Support for the measures crosses party lines, with 67% of those asked saying they favor the changes. Some 85% of Democrats, 65% of independents and 51% of Republicans support the President's moves.
But 57% of those polled also said that the measures would not be effective in reducing the number of people killed by guns. And 54% of people, including 79% of Republicans, disapprove of Obama's decision to go around Congress and implement changes to gun policy by using executive power.
The cause of gun violence has become a deeply emotional issue for Obama. On Tuesday, he dissolved in emotion, tears rolling down his face, as he noted that the memory of the first-graders massacred at Sandy Hook Elementary School in Newtown, Connecticut, three years ago were driving his efforts on reduce gun violence.
He recalled during the town hall that he was surprised by his tears days earlier at the White House, as many onlookers were.
Obama noted that he visited Newtown just two days after the mass killing, when it was still "very raw," and that it was the only time he had seen Secret Service officers cry on duty.
"There's a lot of heartache out there," he said, and referred to other tragic problems confronting America.
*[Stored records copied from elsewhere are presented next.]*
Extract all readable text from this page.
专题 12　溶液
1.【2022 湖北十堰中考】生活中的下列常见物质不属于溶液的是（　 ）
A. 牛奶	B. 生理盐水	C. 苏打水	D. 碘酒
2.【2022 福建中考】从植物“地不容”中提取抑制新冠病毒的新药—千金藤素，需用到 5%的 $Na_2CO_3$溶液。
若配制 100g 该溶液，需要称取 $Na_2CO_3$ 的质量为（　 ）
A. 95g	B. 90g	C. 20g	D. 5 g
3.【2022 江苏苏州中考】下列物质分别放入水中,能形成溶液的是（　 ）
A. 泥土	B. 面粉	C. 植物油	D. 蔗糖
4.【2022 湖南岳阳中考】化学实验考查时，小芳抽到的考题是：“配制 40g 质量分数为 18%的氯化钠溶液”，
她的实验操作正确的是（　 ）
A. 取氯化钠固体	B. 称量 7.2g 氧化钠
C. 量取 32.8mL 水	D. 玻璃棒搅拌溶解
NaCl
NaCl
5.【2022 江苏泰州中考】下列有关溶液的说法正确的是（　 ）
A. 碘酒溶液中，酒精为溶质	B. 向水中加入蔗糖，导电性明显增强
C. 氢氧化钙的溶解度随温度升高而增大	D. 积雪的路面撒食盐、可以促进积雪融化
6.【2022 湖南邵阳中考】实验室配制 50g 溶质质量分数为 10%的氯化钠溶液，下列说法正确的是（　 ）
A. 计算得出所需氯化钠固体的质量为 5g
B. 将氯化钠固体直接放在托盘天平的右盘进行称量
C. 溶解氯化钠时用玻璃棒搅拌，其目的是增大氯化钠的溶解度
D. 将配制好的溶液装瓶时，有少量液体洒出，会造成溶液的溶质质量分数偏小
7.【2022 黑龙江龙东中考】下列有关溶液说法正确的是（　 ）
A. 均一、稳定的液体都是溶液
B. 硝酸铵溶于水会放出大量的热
So far, Obama's attempts to put in place more gun control measures have largely failed. Both Democratic and Republican Congresses have not been amenable to further laws. In particular, Congress blocked his attempt to legislate stricter gun laws in 2013 following the Sandy Hook deaths, leaving the White House to resort to a set of executive actions at that time that fell far short of what lawmakers could have enacted.
And every time the President announces new executive measures, he faces claims of political overreach from opponents while gun sales tend to surge.
Opponents, including Republicans in the 2016 presidential race, have claimed that Obama's moves are just a veiled attempt to take guns away from law-abiding Americans who want to defend themselves and to water down the constitutional right to bear arms.
At a campaign event in New Hampshire on Thursday, Republican presidential candidate Marco Rubio said Obama was on a mission to undermine the rights guaranteed to Americans by the Constitution.
"You have a president that views the Constitution as a stale and outdated document and so he habitually tries to undermine it, especially the Second Amendment. He is obsessed with undermining the Second Amendment," Rubio charged.
Obama renewed his push for gun regulations following a spree of mass shootings last year, including a one orchestrated by a radicalized Muslim couple in San Bernardino, California, in December in which 14 people died.
Republicans have criticized the President for raising the issue of gun control after the killings, saying he was downplaying the growing threat to Americans from Islamic terrorism on U.S. soil. But the White House argued that it would be prudent to make it more difficult for criminals and potential terrorists to get guns, particularly to build up large hauls of weapons, in the United States.